A pack of girls with streaked black eyeliner straddled the wall between two of the pillars—sitting half in and half out of the rain—as they passed a contraband cigarette between them. In direct opposition, the lip-gloss mafia gossiped near the bathrooms, reeking envy and imitation strawberry.

I sidestepped through the cloying scent and pushed open the bathroom door. With another week of winter break loo

ming, I needed to find an alternate route if I wanted to avoid the drama.

Water from my uniform dripped onto the linoleum as I stood in front of the mirror, wringing out my brown hair. I never bothered to carry an umbrella. The rain reminded me of the night in the prison—and of murdered families and charred homes, drowned Boy Scouts and missing girls.

Things I don’t deserve to forget.

As I twisted my shoulder length hair into a ratty ponytail, I caught a glimpse of my reflection. I barely recognized the girl staring back at me. My coffee-colored eyes were lost in the bluish-black shadows around them, and my olive skin looked pale and washed out against the white button down shirt I was wearing.

The last few weeks had taken a serious toll on me.
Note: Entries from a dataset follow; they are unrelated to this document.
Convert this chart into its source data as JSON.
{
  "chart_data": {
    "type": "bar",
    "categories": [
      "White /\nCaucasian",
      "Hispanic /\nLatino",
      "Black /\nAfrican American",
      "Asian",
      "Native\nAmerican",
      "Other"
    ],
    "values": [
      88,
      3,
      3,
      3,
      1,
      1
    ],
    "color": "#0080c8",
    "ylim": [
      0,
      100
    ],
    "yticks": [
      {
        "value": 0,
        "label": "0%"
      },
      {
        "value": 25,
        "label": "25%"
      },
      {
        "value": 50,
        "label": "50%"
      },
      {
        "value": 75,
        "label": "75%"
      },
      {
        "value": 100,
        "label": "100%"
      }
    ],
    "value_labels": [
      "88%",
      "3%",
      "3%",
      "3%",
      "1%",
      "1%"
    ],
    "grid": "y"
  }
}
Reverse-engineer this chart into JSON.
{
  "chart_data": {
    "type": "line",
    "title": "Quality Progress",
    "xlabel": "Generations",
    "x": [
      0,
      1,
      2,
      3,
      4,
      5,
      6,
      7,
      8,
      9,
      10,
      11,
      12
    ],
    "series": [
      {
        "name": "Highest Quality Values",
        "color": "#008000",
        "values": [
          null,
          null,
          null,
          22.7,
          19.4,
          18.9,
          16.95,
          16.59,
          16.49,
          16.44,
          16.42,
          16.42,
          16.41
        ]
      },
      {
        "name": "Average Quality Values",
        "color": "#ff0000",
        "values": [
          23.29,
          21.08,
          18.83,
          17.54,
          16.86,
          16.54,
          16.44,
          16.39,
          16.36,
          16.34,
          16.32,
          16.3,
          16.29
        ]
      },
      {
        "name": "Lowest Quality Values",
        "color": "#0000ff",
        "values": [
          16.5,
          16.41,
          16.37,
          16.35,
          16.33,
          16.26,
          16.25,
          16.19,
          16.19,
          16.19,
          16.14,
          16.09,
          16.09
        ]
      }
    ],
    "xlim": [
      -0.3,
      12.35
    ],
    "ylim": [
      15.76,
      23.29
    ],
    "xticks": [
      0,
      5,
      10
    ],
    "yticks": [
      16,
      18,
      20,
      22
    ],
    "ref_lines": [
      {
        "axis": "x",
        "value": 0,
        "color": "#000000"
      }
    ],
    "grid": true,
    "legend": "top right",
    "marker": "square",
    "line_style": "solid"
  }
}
Most days, I was lucky if I remembered to eat, and the nightmares kept me from getting more than a few hours of sleep.

An image flashed through my mind. The girl in the white nightgown—the first spirit I’d ever encountered, and the one that would’ve killed me if Jared and Lukas hadn’t saved me. All I needed were the handprints around my neck, and I could pass for her.

The fluorescent light above my head flickered.

Not now.

I froze, my hand instinctively moving to the silver medal on my necklace. The Hand of Eshu, the protective symbol Alara had given me.
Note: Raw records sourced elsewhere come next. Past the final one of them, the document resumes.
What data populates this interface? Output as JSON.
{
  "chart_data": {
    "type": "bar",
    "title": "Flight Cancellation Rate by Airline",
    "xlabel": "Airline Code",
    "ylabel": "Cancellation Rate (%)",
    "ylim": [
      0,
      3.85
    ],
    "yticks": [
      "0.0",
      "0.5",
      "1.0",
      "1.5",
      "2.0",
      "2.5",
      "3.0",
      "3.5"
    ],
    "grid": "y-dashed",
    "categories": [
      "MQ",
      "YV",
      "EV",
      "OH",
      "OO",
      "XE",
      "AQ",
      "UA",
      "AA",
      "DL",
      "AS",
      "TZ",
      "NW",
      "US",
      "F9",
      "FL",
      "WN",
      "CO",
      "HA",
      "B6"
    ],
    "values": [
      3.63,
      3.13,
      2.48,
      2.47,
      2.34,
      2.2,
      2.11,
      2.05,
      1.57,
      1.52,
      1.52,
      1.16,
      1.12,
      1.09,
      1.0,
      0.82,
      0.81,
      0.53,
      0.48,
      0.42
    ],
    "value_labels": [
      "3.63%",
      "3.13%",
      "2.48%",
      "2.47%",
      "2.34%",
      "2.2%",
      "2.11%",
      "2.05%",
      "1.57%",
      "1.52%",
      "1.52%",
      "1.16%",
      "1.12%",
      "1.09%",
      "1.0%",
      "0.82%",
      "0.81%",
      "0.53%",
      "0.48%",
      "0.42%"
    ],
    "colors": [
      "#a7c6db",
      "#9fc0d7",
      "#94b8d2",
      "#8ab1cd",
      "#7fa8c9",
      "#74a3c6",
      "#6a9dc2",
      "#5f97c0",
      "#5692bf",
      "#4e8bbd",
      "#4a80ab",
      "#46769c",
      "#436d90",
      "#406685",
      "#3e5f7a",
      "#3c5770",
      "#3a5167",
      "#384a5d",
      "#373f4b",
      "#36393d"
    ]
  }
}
A sudden pop sent a shower of sparks raining down over me. I ducked and covered my head, my mind scanning through mental pictures of the room. Was there anything in here I could use as a weapon?

Find out what you’re up against.

I glanced at the ceiling. Black smoke coated the inside of one of the light bulbs.

A burnt out bulb. Not a paranormal attack.

I’d been anticipating one since the night I freed Andras, but nothing had happened. Yet. What would Jared think if he’d seen me jump out of my skin over a light bulb? My thoughts always found their way back to him.

Where was he right now? Was he safe?

What if something had happened to him?